Jean Peters, Louis Jourdan and Debra Paget. Here the bitterness in the shadow of Queen Christina, the bitterness often entailed in remaining true to oneself in a man’s man’s man’s world, comes to light, where an outwardly happy sexual encounter will transform the rough pirate known as Captain Providence into a woman. And she will pay a high price for it. A few questions: Who invented the typical girl? How can you endure a betrayal without betraying oneself? What is love capable of, not the love of a man or a woman, but the love of a pirate?
Now, Voyager
THURSDAY 11 FEBRUARY
Now, Voyager, Irving Rapper, 1942.
English with subtitles in Spanish, 117 min.
Presented by Jesús Macías.
Bette Davis and Paul Henreid.
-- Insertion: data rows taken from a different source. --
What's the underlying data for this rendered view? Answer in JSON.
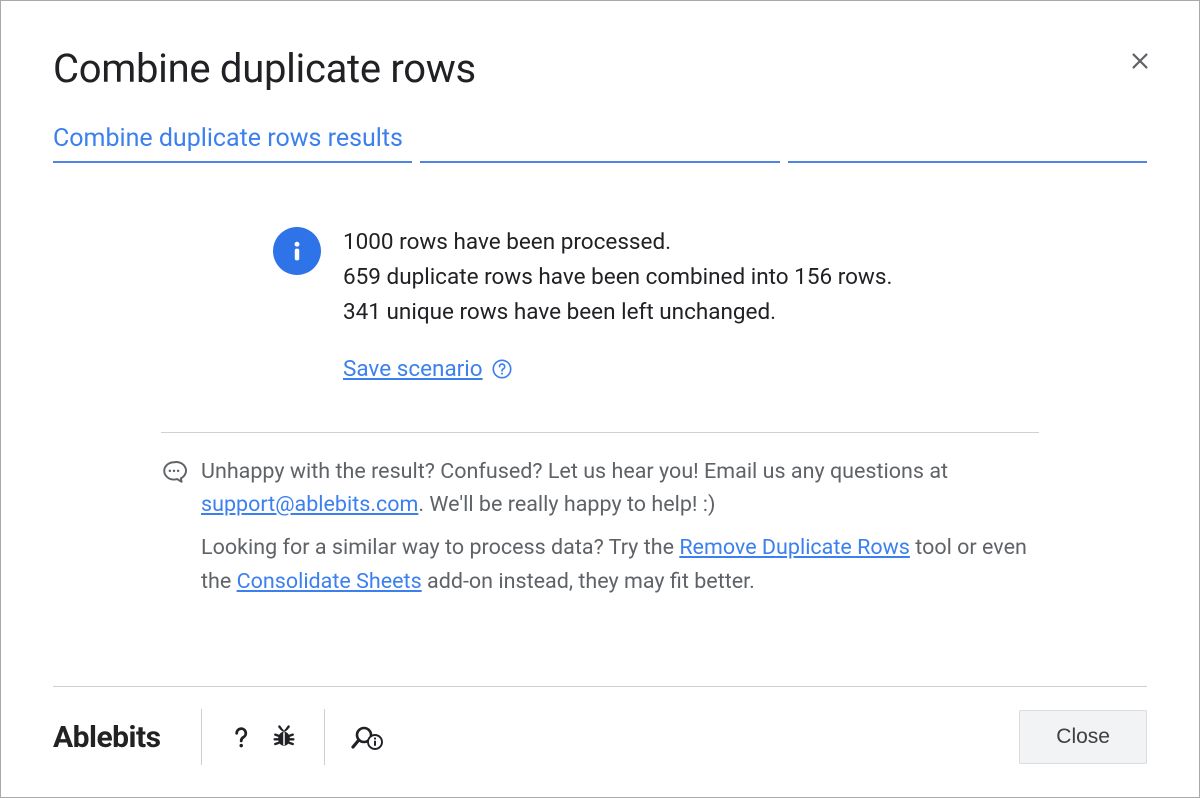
{
  "dialog": {
    "title": "Combine duplicate rows",
    "tab_label": "Combine duplicate rows results"
  },
  "results": {
    "line1": "1000 rows have been processed.",
    "line2": "659 duplicate rows have been combined into 156 rows.",
    "line3": "341 unique rows have been left unchanged.",
    "save_scenario": "Save scenario"
  },
  "support": {
    "feedback_pre": "Unhappy with the result? Confused? Let us hear you! Email us any questions at ",
    "email": "support@ablebits.com",
    "feedback_post": ". We'll be really happy to help! :)",
    "alt_pre": "Looking for a similar way to process data? Try the ",
    "alt_link1": "Remove Duplicate Rows",
    "alt_mid": " tool or even the ",
    "alt_link2": "Consolidate Sheets",
    "alt_post": " add-on instead, they may fit better."
  },
  "footer": {
    "brand": "Ablebits",
    "close": "Close"
  }
}
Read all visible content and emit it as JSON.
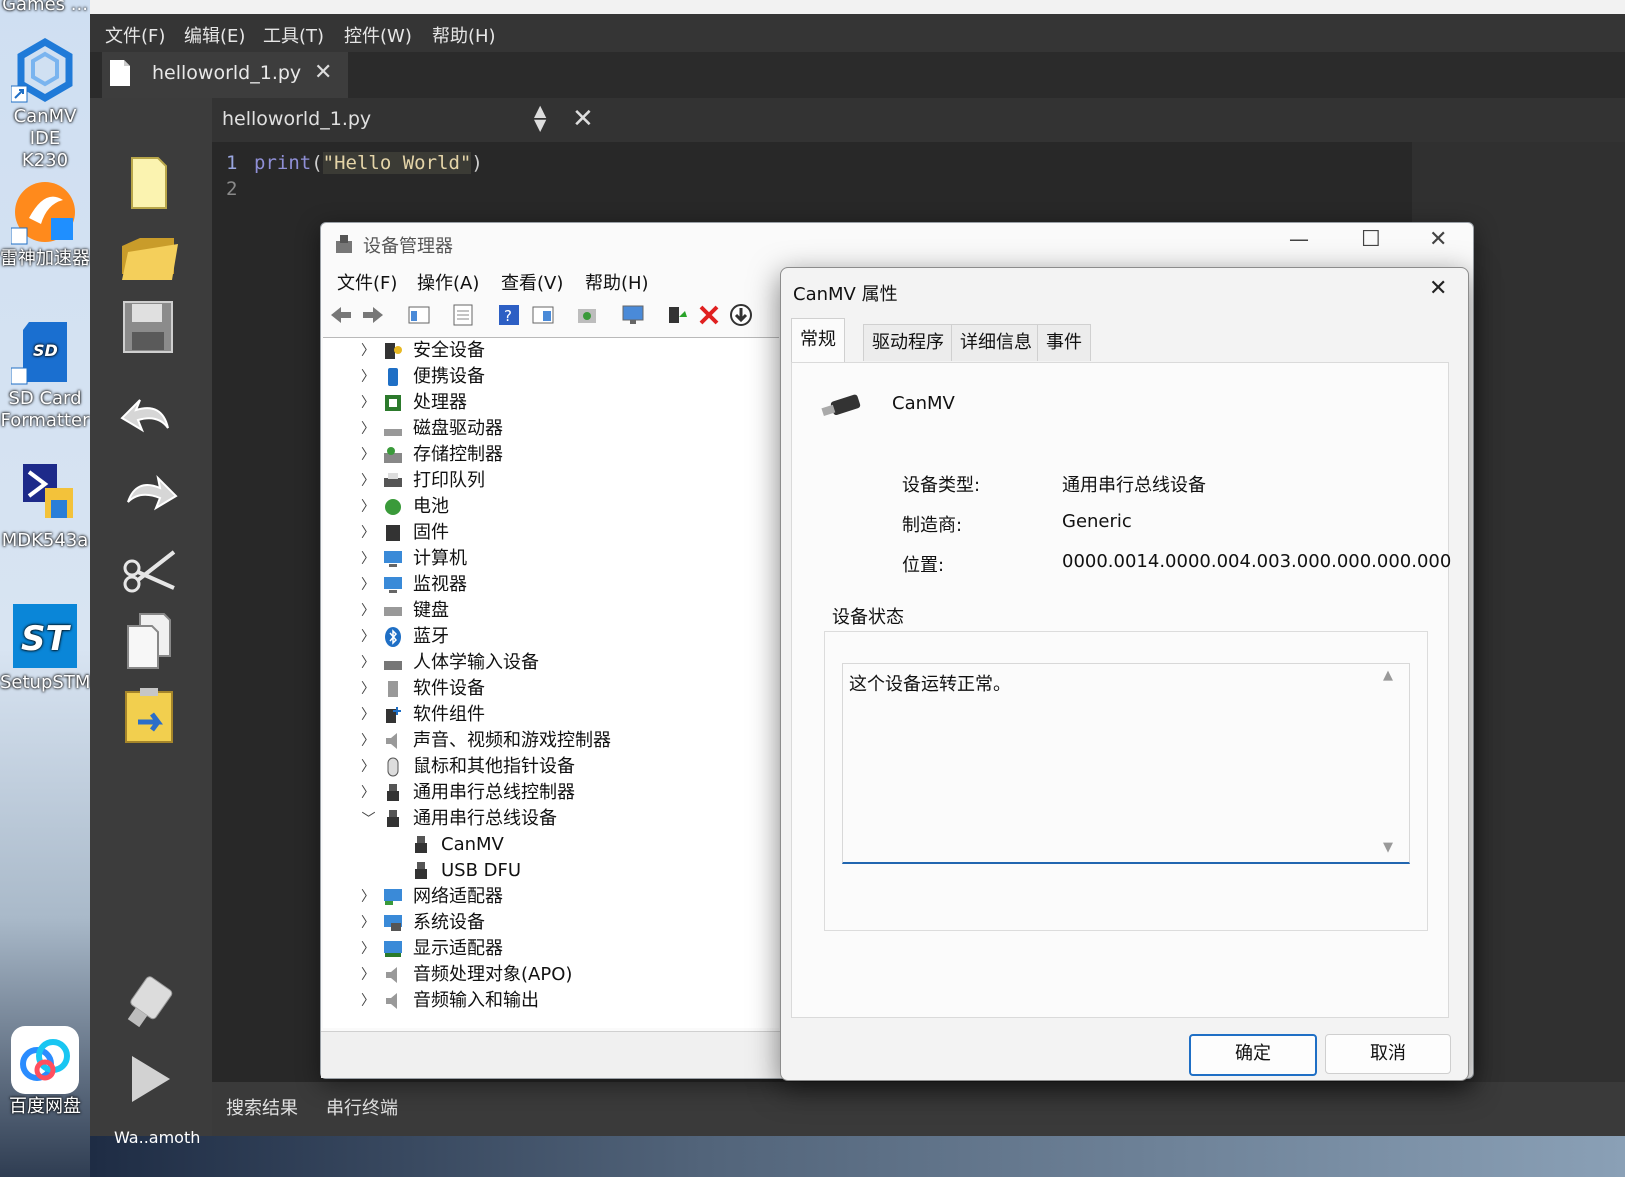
{
  "desktop": {
    "top_label": "Games ...",
    "icons": [
      {
        "label_line1": "CanMV IDE",
        "label_line2": "K230",
        "icon": "canmv-hexagon-icon"
      },
      {
        "label_line1": "雷神加速器",
        "label_line2": "",
        "icon": "leishen-accelerator-icon"
      },
      {
        "label_line1": "SD Card",
        "label_line2": "Formatter",
        "icon": "sd-card-icon"
      },
      {
        "label_line1": "MDK543a",
        "label_line2": "",
        "icon": "keil-mdk-icon"
      },
      {
        "label_line1": "SetupSTM...",
        "label_line2": "",
        "icon": "st-logo-icon"
      },
      {
        "label_line1": "百度网盘",
        "label_line2": "",
        "icon": "baidu-netdisk-icon"
      }
    ]
  },
  "ide": {
    "menu": [
      "文件(F)",
      "编辑(E)",
      "工具(T)",
      "控件(W)",
      "帮助(H)"
    ],
    "file_tab": "helloworld_1.py",
    "editor_file": "helloworld_1.py",
    "code": {
      "line1_no": "1",
      "line2_no": "2",
      "func": "print",
      "open": "(",
      "string": "\"Hello World\"",
      "close": ")"
    },
    "bottom_tabs": [
      "搜索结果",
      "串行终端"
    ],
    "toolbar_icons": [
      "new-file-icon",
      "open-folder-icon",
      "save-icon",
      "undo-icon",
      "redo-icon",
      "cut-icon",
      "copy-icon",
      "paste-icon",
      "connect-icon",
      "run-icon"
    ],
    "bottom_overflow_text": "Wa..amoth"
  },
  "devmgr": {
    "title": "设备管理器",
    "menu": [
      "文件(F)",
      "操作(A)",
      "查看(V)",
      "帮助(H)"
    ],
    "tree": [
      {
        "label": "安全设备",
        "icon": "security-device-icon",
        "expanded": false
      },
      {
        "label": "便携设备",
        "icon": "portable-device-icon",
        "expanded": false
      },
      {
        "label": "处理器",
        "icon": "processor-icon",
        "expanded": false
      },
      {
        "label": "磁盘驱动器",
        "icon": "disk-drive-icon",
        "expanded": false
      },
      {
        "label": "存储控制器",
        "icon": "storage-controller-icon",
        "expanded": false
      },
      {
        "label": "打印队列",
        "icon": "printer-icon",
        "expanded": false
      },
      {
        "label": "电池",
        "icon": "battery-icon",
        "expanded": false
      },
      {
        "label": "固件",
        "icon": "firmware-icon",
        "expanded": false
      },
      {
        "label": "计算机",
        "icon": "computer-icon",
        "expanded": false
      },
      {
        "label": "监视器",
        "icon": "monitor-icon",
        "expanded": false
      },
      {
        "label": "键盘",
        "icon": "keyboard-icon",
        "expanded": false
      },
      {
        "label": "蓝牙",
        "icon": "bluetooth-icon",
        "expanded": false
      },
      {
        "label": "人体学输入设备",
        "icon": "hid-icon",
        "expanded": false
      },
      {
        "label": "软件设备",
        "icon": "software-device-icon",
        "expanded": false
      },
      {
        "label": "软件组件",
        "icon": "software-component-icon",
        "expanded": false
      },
      {
        "label": "声音、视频和游戏控制器",
        "icon": "audio-icon",
        "expanded": false
      },
      {
        "label": "鼠标和其他指针设备",
        "icon": "mouse-icon",
        "expanded": false
      },
      {
        "label": "通用串行总线控制器",
        "icon": "usb-icon",
        "expanded": false
      },
      {
        "label": "通用串行总线设备",
        "icon": "usb-icon",
        "expanded": true
      },
      {
        "label": "CanMV",
        "icon": "usb-icon",
        "child": true
      },
      {
        "label": "USB DFU",
        "icon": "usb-icon",
        "child": true
      },
      {
        "label": "网络适配器",
        "icon": "network-adapter-icon",
        "expanded": false
      },
      {
        "label": "系统设备",
        "icon": "system-device-icon",
        "expanded": false
      },
      {
        "label": "显示适配器",
        "icon": "display-adapter-icon",
        "expanded": false
      },
      {
        "label": "音频处理对象(APO)",
        "icon": "audio-icon",
        "expanded": false
      },
      {
        "label": "音频输入和输出",
        "icon": "audio-icon",
        "expanded": false
      }
    ]
  },
  "props": {
    "title": "CanMV 属性",
    "tabs": [
      "常规",
      "驱动程序",
      "详细信息",
      "事件"
    ],
    "device_name": "CanMV",
    "fields": {
      "type_label": "设备类型:",
      "type_value": "通用串行总线设备",
      "mfr_label": "制造商:",
      "mfr_value": "Generic",
      "loc_label": "位置:",
      "loc_value": "0000.0014.0000.004.003.000.000.000.000"
    },
    "status_group": "设备状态",
    "status_text": "这个设备运转正常。",
    "ok": "确定",
    "cancel": "取消"
  },
  "colors": {
    "ide_bg": "#2b2b2b",
    "accent": "#1f6fc5",
    "code_string": "#e4d4a8",
    "code_func": "#8f8fd6"
  }
}
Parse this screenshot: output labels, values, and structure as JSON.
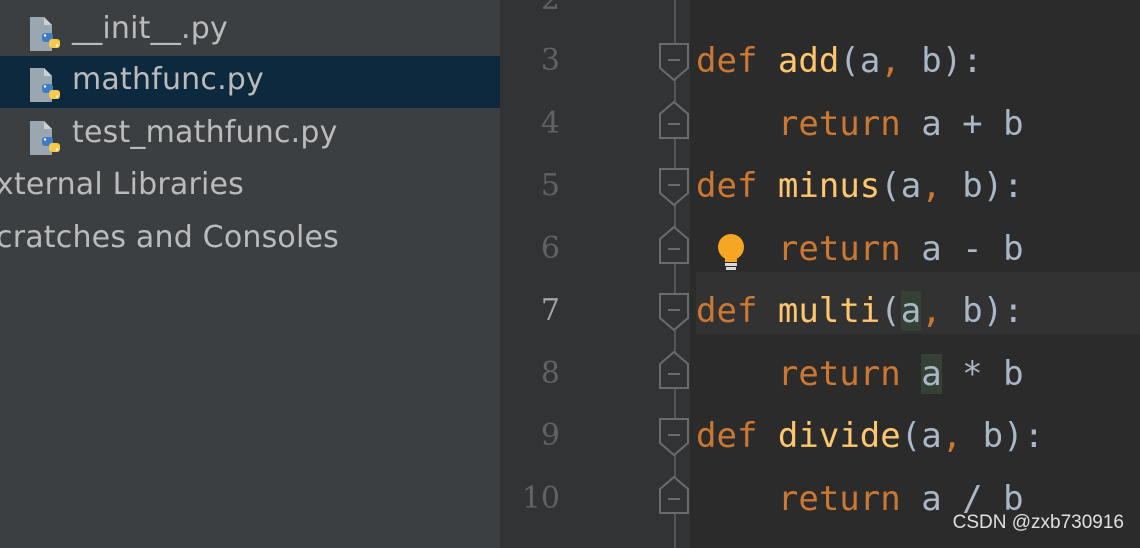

A story of emancipation, the story of the ugly duckling meets Walt Whitman (if your dreams don’t come true on dry land … go to sea in search of them). Subjectively ugly, objectively rich, dominated by her mother, after several adventures and a man who lights cigarettes two by two, the main character begins to wake up, to break free and to trust in herself. She will trust so much that her trust may mean that a younger person, a fellow woman, can also learn to trust. A woman’s fate is not written.